Day 1 of JavaScript was a wild success in that I did not want to rip all of my hair out by the end of the day. It's always a little frustrating starting a new language when you've been so throughly immersed in another, but it's also kind of refreshing to think about how to solve familiar problems with a slightly different set of tools at your disposal.
That said, the things that stuck out the most today were the nuanced (and some not-so-nuanced) differences between The Ruby Way and The JavaScript Way. So without further ado...
My desert isalnd, all-time top five Ruby-to-JavaScript annoyances, in the order in which I discovered them:
All numbers in JS are floats. Which is cool at first, until you want to divide an array length by 2 and get a whole number to use as an index, then your life is literally over.
Variable assignment without a preceding var is allowed, but 9 times out of 10 it will break everything. I now know that it has its usefulness, but I wish Brendan had had one more day to work on JS and chosen to make local variable assignment the unmarked form.
JS has no built-in exponent operator. So 2 ** 3 does not equal 8, it equals
SyntaxError: Unexpected token * at Object.exports.createScript (vm.js:44:10) at REPLServer.defaultEval (repl.js:117:23) at bound (domain.js:254:14) at REPLServer.runBound [as eval] (domain.js:267:12) at REPLServer.<anonymous> (repl.js:279:12) at REPLServer.emit (events.js:107:17) at REPLServer.Interface._onLine (readline.js:214:10) at REPLServer.Interface._line (readline.js:553:8) at REPLServer.Interface._ttyWrite (readline.js:830:14) at ReadStream.onkeypress (readline.js:109:10)
The JS Way is to call a method from the Math object like so: Math.pow(base, exp) Which is just fine. I guess.
JS, unlike Ruby (and Python too for that matter), does not allow parallel assignment. This is particularly annoying when you're writing bubble sort and you need to swap two elements in an array. In Ruby/Python, arr[0], arr[1] = arr[1], arr[0] is all you need to get the job done. In JS, it's a little more convoluded.

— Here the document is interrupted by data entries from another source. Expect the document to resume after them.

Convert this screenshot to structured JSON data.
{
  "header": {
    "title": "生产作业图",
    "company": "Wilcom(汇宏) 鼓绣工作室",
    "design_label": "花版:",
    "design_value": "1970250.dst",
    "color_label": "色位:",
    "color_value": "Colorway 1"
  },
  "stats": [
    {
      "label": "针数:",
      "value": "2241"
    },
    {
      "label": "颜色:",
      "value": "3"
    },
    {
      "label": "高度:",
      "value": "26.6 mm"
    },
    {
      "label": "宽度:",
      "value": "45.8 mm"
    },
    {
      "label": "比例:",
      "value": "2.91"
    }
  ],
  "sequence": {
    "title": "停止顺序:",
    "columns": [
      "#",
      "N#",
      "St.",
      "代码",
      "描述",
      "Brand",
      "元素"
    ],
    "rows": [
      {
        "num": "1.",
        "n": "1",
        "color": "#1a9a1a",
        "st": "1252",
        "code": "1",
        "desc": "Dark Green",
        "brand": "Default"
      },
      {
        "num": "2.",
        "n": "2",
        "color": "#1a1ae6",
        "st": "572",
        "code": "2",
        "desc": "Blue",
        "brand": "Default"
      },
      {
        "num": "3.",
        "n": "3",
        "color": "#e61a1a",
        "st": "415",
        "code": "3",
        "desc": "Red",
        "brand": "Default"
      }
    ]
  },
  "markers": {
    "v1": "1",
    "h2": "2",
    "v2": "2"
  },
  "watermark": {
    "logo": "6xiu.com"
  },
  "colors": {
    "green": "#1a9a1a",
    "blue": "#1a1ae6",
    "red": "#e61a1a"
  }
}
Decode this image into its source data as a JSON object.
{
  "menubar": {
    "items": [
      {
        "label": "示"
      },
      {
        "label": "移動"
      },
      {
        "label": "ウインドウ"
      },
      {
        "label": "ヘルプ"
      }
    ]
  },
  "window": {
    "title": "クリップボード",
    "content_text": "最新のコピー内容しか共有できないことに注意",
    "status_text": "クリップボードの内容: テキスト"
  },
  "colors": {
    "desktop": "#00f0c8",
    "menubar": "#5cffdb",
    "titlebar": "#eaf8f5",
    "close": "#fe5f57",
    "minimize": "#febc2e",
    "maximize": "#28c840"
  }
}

And finally, Ruby classes and JS classes are Way Differentâ„¢. They're created differently, they behave differently, you monkey-patch them differently, you include and extend them differently...there's just not a lot of overlap there. But syntax aside, they're still classes. They have properties and methods. They serve pretty much the same function (as far as I can tell at this point, at least). And they're hella cool.
So there you have it. A n00b's take on transitioning from Ruby to JS. I'm sure there will be more of the same to come in the next few days. Stay tuned.
P.S. Close runners-up to the top 5: JS requires explicit returns. Also, JS != and Ruby != are not equal. Buh-dum ching!